Prior to becoming an attorney, Teas (like his brother George W. Teas) had been a Methodist minister; and both Teas brothers would later return to that vocation, although other accounts only say that George did so. On
October 27, 1838, the Teas brothers advertised in the Iowa Territorial Gazette that while they had formerly practiced law in Burlington they were now in Mount Pleasant.

== Legislative career ==
On October 5, 1835, Teas was elected as a member of the 7th Michigan Territorial Council (the so-called "Rump Council" for those parts of the former Michigan Territory which were not to be part of the new State of Michigan), representing (along with Jeremiah Smith, Jr.) what was then Des Moines or Demoins County (the southern portion of the Iowa District).
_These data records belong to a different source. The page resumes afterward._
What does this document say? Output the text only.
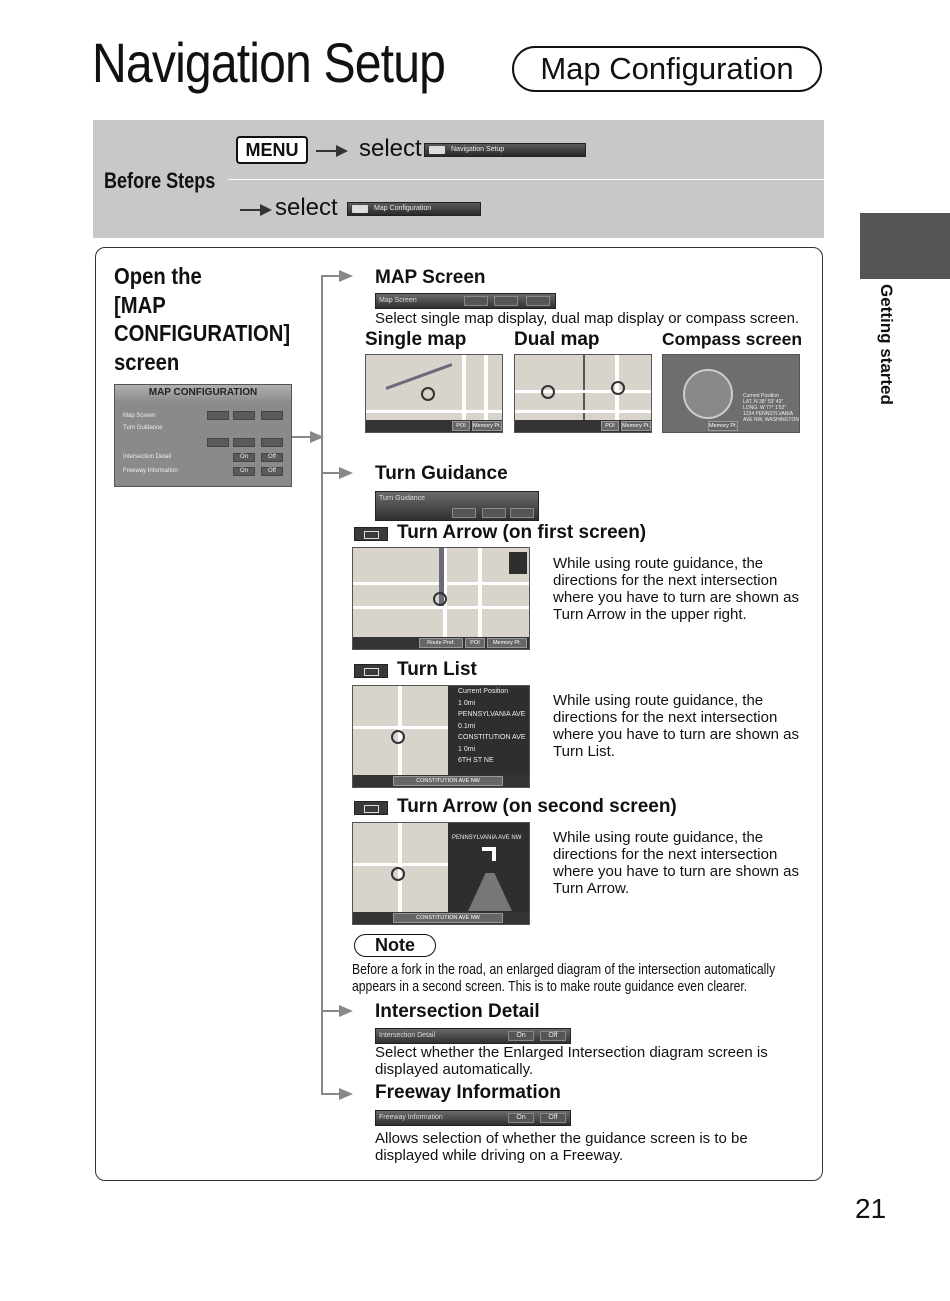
Navigation Setup	Map Configuration
Before Steps
MENU	select	Navigation Setup
select	Map Configuration
Open the
[MAP
CONFIGURATION]
screen
MAP CONFIGURATION
Map Screen
Turn Guidance
Intersection Detail	On	Off
Freeway Information	On	Off
MAP Screen
Map Screen
Select single map display, dual map display or compass screen.
Single map	Dual map	Compass screen
POI	Memory Pt.	POI	Memory Pt.
Current Position
LAT. N 38° 53' 43"
LONG. W 77° 1'52"
1234 PENNSYLVANIA
AVE NW, WASHINGTON
Memory Pt.
Turn Guidance
Turn Guidance
Turn Arrow (on first screen)
Route Pref.	POI	Memory Pt.
While using route guidance, the directions for the next intersection where you have to turn are shown as Turn Arrow in the upper right.
Turn List
Current Position
1 0mi
PENNSYLVANIA AVE
0.1mi
CONSTITUTION AVE
1 0mi
6TH ST NE
CONSTITUTION AVE NW
While using route guidance, the directions for the next intersection where you have to turn are shown as Turn List.
Turn Arrow (on second screen)
PENNSYLVANIA AVE NW
CONSTITUTION AVE NW
While using route guidance, the directions for the next intersection where you have to turn are shown as Turn Arrow.
Note
Before a fork in the road, an enlarged diagram of the intersection automatically appears in a second screen. This is to make route guidance even clearer.
Intersection Detail
Intersection Detail	On	Off
Select whether the Enlarged Intersection diagram screen is displayed automatically.
Freeway Information
Freeway Information	On	Off
Allows selection of whether the guidance screen is to be displayed while driving on a Freeway.
Getting started
21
The session met in Green Bay on January 1, 1836; Smith and Teas made the journey on horseback, in mid-winter through deep snows. He was one of the nine (out of 13) members who actually attended, and was elected President pro tempore for the first day of the brief meeting.

He served one term as a member of the Council (Legislature of the Wisconsin Territory), representing Des Moines County of Wisconsin Territory in the 1st Wisconsin Territorial Assembly.

Upon the creation of Iowa Territory, he (along with his brother) was among the twenty lawyers admitted to the practice of law during the first term of the Supreme Court of Iowa Territory.

He later served as a Democratic member of the 5th upper house ("Council" or "Senate") district (Jefferson County) in the 5th and 6th Legislative Assemblies of Iowa Territory (December 5, 1842 - February 17, 1843; December 4, 1843 - February 16, 1844). He succeeded William Greyer Coop, a fellow Democrat, in the 5th Assembly, and Coop in turn succeeded Teas in the 7th Assembly.

== Later years ==
Teas eventually returned to the ministry. He died February 23, 1872, leaving his widow and twelve surviving children (at least three daughters had pre-deceased him).